During third fiscal quarter of 2021, the Company advanced $477,278 to Zhejiang Jinbang Fuel Energy Co., Ltd (“Zhejiang Jinbang”) which is 30% owned by Mr. Wang Qinggang, CEO and legal representative of Trans Pacific Shanghai and Zhejiang Jinbang returned $39,356 for the year ended June 30, 2021. The advance is non-interest bearing and due on demand. There has been no change in the balance other than changes as a result of changes in exchange rates. The Company provided allowance of $415,412 for the year ended June 30, 2022.

 

(3)

From July to December 2021, the Company advanced approximately $1.6 million to Shanghai Baoyin Industrial Co., Ltd. (‘Baoyin”) which is 30% owned by Wang Qinggang, CEO and legal representative of Trans Pacific Logistic Shanghai Ltd.  Baoyin repaid approximately $0.3 million in December 2022. The advance is non-interest bearing and due on demand.
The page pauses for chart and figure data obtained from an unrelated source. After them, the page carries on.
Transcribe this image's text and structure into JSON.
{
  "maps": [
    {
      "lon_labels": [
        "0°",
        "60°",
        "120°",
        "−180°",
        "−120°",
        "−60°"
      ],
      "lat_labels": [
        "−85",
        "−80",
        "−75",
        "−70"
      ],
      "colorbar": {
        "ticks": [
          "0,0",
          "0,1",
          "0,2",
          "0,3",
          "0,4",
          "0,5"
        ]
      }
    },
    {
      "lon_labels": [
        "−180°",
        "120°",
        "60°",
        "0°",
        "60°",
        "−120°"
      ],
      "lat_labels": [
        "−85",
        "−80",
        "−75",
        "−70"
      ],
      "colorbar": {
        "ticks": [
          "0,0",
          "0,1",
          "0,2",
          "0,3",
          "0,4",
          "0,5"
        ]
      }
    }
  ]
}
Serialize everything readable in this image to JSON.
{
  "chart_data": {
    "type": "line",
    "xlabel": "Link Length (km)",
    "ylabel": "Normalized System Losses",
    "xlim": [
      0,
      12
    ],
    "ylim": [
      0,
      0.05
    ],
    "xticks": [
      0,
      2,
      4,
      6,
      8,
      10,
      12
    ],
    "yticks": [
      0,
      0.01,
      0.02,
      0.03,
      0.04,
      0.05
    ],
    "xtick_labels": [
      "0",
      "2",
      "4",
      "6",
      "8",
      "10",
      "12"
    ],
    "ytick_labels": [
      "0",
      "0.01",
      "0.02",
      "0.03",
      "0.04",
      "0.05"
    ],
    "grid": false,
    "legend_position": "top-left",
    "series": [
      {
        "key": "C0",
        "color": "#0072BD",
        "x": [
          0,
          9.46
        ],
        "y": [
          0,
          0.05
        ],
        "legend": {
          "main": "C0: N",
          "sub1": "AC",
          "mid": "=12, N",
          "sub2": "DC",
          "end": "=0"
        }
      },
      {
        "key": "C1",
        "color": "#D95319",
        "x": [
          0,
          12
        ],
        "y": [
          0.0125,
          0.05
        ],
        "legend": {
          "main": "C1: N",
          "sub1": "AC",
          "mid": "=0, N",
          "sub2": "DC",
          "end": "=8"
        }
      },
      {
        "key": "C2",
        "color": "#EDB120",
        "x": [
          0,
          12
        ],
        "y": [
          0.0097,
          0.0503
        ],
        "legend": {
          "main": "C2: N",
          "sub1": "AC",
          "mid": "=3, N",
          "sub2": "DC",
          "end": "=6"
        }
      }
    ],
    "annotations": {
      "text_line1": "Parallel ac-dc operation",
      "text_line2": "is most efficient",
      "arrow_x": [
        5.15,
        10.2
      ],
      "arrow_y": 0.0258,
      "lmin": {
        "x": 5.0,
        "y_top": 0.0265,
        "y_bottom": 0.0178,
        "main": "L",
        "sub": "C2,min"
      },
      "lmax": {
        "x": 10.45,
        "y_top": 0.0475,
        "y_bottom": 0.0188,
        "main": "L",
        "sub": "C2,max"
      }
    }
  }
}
The Company provided allowance of $1,306,004 for the year ended June 30, 2022.

 

(4) The Company advanced $570,000 to LSM Trading Ltd, which is 40% owned by the Company for the year ended June 30, 2022. The advance is non-interest bearing and due on demand. The Company provided allowance of  $570,000 for the year ended June 30, 2022.

 

(5)

On November 16, 2021, the Company entered into a project cooperation agreement with Rich Trading Co. Ltd USA (“Rich Trading”) for the trading of computer equipment. Rich Trading’s bank account was controlled by now-terminated members of the Company’s management and was, at the time, an undisclosed related party. According to the agreement, the Company was to invest $4.5 million in the trading business operates by Rich Trading and the Company would be entitled to 90% of profit generated by the trading business. The Company advanced $3,300,000 for this project. $3,200,000 has been returned to the Company. The Company provided allowance of $100,000 for the year ended June 30, 2022. As of June 30, 2022, the Company also paid for expenses of Rich Trading for $3,424 and provided full allowance for the advance.

 

(6)The amount represents advance for business expenses to Mr. Cao Lei, former Chairman of the Board. The Company provided allowance of $54,860 for the year ended June 30, 2022. Business expenses incurred by Cao Lei amounted to $66,842 and $120,934 for the years ended June 30, 2022 and 2021.

 

Loan receivable- related parties (restated)

 

As of June 30, 2022 and June 30, 2021, the outstanding loan receivable from related parties consists of the following:

 

   June 30,   June 30, 
   2022   2021 
Wang, Qinggang (1)  $552,285   $
             -
 

 

(1)

On June 10, 2021, the Company entered into a loan agreement with Wang Qinggang, CEO and legal representative of Trans Pacific Logistic Shanghai Ltd. The loan is non-interest bearing for loan amount up to $630,805 (RMB 4 million). In February 2022, Wang Qinggang, borrowed and repaid $232,340 of the loan amount. In June 2022, additional $552,285 (RMB 3,700,000) was loaned to Wang Qinggang with due date of June 7, 2024. The full amount was returned in September and December 2022.

 

Other payable - related party

 

As of June 30, 2021, the Company had payable to former Chief Executive Officer of $11,303 and to the acting Chief Financial Officer of $2,516 which were included in other current liabilities. These payments were made on behalf of the Company for the daily business operational activities.

 

Revenue - related party

 

For the year ended June 30, 2022, revenue from related party Zhejiang Jinbang amounted to $222,963. There was no related party revenue for the year ended June 30, 2021.